The company just reported Q1 earnings. In our opinion, the report was positive, though is being contextualized as mixed due to the lack of upping its guidance despite slight beats on the top and bottom lines. Let us discuss the results.
Sales and margins
When we look at the earnings of any retailer, we care about trends in sales as well as margins, looking to see if they are contracting or expanding. All about sales and margins. Perhaps most importantly, we always look at comparable sales. When they are negative, we almost always pass on the stock. That said, net sales were up from a year ago by 4.2% to $4.92 billion. This also beat the consensus estimates by $50 million.
This was driven by a positive comparable sales figure. A lot of this is driven by fuel and the pricing there. Including gasoline, total comparable club sales were up by 1.6% year-over-year. If we back out the impact of gasoline sales, comparable club sales still increased by 0.6%. This is positive, even if not overwhelmingly so. Digitally enabled comparable sales growth through online/app sales was up 21.0% year-over-year, too. We view this as positive.
In terms of margins, we love to see expansion in these key metrics. Sales were up, which is usually positive for changes in gross margin and profit. But if margins are down, gross profit can fall even on higher sales. Gross profit increased to $883.4 million from $$880.0 million in the year ago quarter. This was a mixed result because it suggests that although total gross profit was up, it is clear that this minimal increase suggests margins contracted some. Indeed, the merchandise gross margin rate, which excludes gasoline sales and membership fee income, decreased by 50 basis points.

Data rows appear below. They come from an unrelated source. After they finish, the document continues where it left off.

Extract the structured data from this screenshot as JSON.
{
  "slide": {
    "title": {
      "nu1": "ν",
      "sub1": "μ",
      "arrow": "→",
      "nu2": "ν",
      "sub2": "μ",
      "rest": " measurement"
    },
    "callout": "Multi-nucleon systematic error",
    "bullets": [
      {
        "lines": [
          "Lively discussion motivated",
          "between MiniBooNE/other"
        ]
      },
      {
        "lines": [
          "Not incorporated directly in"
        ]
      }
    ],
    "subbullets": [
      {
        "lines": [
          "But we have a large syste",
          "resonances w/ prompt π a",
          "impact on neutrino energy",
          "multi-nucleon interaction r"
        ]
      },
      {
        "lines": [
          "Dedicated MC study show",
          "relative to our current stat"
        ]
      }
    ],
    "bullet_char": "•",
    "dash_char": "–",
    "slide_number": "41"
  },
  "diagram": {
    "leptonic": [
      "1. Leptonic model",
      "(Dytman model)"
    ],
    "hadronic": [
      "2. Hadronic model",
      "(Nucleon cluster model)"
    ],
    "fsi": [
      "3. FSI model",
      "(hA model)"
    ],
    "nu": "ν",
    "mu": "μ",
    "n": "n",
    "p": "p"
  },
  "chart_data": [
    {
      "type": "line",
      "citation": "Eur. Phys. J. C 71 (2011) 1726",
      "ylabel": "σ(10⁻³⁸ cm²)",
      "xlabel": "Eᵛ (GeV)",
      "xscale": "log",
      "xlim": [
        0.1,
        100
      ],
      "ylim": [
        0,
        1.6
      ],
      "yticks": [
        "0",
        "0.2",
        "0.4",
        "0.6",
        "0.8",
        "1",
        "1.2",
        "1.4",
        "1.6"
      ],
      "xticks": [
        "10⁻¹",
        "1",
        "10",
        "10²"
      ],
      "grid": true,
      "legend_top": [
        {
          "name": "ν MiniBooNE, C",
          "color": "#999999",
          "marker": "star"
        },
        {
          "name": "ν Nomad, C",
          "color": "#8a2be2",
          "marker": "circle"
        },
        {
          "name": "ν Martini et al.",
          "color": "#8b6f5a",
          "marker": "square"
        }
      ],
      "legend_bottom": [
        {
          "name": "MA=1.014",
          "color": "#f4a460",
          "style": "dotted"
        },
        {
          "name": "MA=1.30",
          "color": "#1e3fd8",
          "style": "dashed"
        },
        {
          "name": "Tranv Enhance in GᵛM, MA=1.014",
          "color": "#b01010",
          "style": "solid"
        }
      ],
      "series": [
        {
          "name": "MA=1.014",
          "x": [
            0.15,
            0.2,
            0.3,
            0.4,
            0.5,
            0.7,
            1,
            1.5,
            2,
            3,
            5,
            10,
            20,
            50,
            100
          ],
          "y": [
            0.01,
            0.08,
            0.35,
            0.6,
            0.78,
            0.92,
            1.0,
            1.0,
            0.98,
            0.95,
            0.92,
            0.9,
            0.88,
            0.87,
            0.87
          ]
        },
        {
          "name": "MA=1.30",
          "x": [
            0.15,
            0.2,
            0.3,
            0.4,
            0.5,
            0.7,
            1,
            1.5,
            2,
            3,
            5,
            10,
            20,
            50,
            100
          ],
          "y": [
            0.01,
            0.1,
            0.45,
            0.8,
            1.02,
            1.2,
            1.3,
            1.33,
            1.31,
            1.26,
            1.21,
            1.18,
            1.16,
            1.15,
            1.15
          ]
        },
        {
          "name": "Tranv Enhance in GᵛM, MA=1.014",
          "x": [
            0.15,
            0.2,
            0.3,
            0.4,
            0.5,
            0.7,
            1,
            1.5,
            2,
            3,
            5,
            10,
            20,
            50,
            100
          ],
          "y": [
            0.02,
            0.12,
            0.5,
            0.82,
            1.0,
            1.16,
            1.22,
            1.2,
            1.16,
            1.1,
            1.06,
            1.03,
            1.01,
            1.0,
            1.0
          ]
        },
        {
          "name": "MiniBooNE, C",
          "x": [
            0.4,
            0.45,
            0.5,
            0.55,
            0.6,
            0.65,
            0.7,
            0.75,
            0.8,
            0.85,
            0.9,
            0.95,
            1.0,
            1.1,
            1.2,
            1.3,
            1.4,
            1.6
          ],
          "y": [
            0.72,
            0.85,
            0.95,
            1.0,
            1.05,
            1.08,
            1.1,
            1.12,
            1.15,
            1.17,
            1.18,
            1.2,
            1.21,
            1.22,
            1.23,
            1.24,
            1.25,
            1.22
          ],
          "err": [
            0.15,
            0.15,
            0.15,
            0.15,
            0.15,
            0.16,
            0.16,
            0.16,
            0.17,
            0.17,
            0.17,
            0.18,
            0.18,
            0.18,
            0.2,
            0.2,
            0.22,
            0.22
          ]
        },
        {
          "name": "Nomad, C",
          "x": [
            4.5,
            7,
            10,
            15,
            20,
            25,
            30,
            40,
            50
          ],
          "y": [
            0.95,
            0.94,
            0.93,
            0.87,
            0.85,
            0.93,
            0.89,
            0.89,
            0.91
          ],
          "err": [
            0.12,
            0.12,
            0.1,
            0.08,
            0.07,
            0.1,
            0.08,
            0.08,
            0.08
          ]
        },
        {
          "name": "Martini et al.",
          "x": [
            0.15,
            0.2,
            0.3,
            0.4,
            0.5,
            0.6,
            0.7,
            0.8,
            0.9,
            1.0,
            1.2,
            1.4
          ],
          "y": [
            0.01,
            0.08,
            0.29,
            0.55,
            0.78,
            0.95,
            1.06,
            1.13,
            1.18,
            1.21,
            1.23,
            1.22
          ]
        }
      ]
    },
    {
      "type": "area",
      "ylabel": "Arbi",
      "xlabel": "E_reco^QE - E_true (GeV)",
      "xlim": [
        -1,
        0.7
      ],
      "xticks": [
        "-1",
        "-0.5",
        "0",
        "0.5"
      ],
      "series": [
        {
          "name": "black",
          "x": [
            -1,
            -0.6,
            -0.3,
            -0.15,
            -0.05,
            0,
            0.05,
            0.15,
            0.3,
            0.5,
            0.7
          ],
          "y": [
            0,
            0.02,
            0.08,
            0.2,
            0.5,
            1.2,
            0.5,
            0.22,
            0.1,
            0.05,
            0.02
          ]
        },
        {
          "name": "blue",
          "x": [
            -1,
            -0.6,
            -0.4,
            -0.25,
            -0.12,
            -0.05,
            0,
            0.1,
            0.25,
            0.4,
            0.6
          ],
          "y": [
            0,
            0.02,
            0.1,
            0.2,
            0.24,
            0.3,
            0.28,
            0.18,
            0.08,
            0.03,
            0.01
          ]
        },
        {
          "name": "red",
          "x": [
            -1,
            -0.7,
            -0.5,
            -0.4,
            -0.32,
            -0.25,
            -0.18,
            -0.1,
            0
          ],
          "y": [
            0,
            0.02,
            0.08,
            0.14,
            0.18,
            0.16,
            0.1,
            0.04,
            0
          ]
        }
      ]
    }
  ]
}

Further, selling and administrative expenses also rose substantially to $721.8 million from $689.3 million a year ago. As such, income from continuing operations fell to $146.8 million compared to $172.1 a year ago. Adjusted EBITDA decreased by 6.0% to $236.4 million versus $251.5 million in Q1 2023. Perhaps unsurprisingly, net income consequently fell to $111.0 million compared to $116.1 million a year ago. On an EPS basis, earnings were better than expected by $0.02, hitting $0.85, flat from a year ago.
Forward view
So we have higher sales, but a softening margins rate. The earnings dip was expected and was less so than anticipated. On a per-share basis, they were flat because the company was repurchasing shares. But with EPS being better than expected, this is a positive. However, what really had the Street looking at this as mixed, was that guidance was not increased despite the beat. To that, we say while it was a beat, it was minimal.
So the outlook was unchanged. Comparable club sales, excluding the impact of gasoline sales, are seen increasing 1% to 2% year-over-year. Despite margin contraction here in Q1, merchandise gross margins are seen improving approximately 20 basis points year-over-year, while adjusted EPS is seen at $3.75 to $4.00 for the year. This is another reason we are not buyers. At the midpoint would be a contraction from $3.96 per share for fiscal 2023.
When you factor in the impact of consumer sentiment that is likely to weaken with the many ongoing pressures of high interest rates, massive credit card debts, expensive gas, housing costs that are through the roof, and the fact that student loan repayments are underway, we remain neutral about BJ’s Wholesale Club Holdings, Inc. stock here. We believe a correction of 10% plus would be a place to consider long-term entry.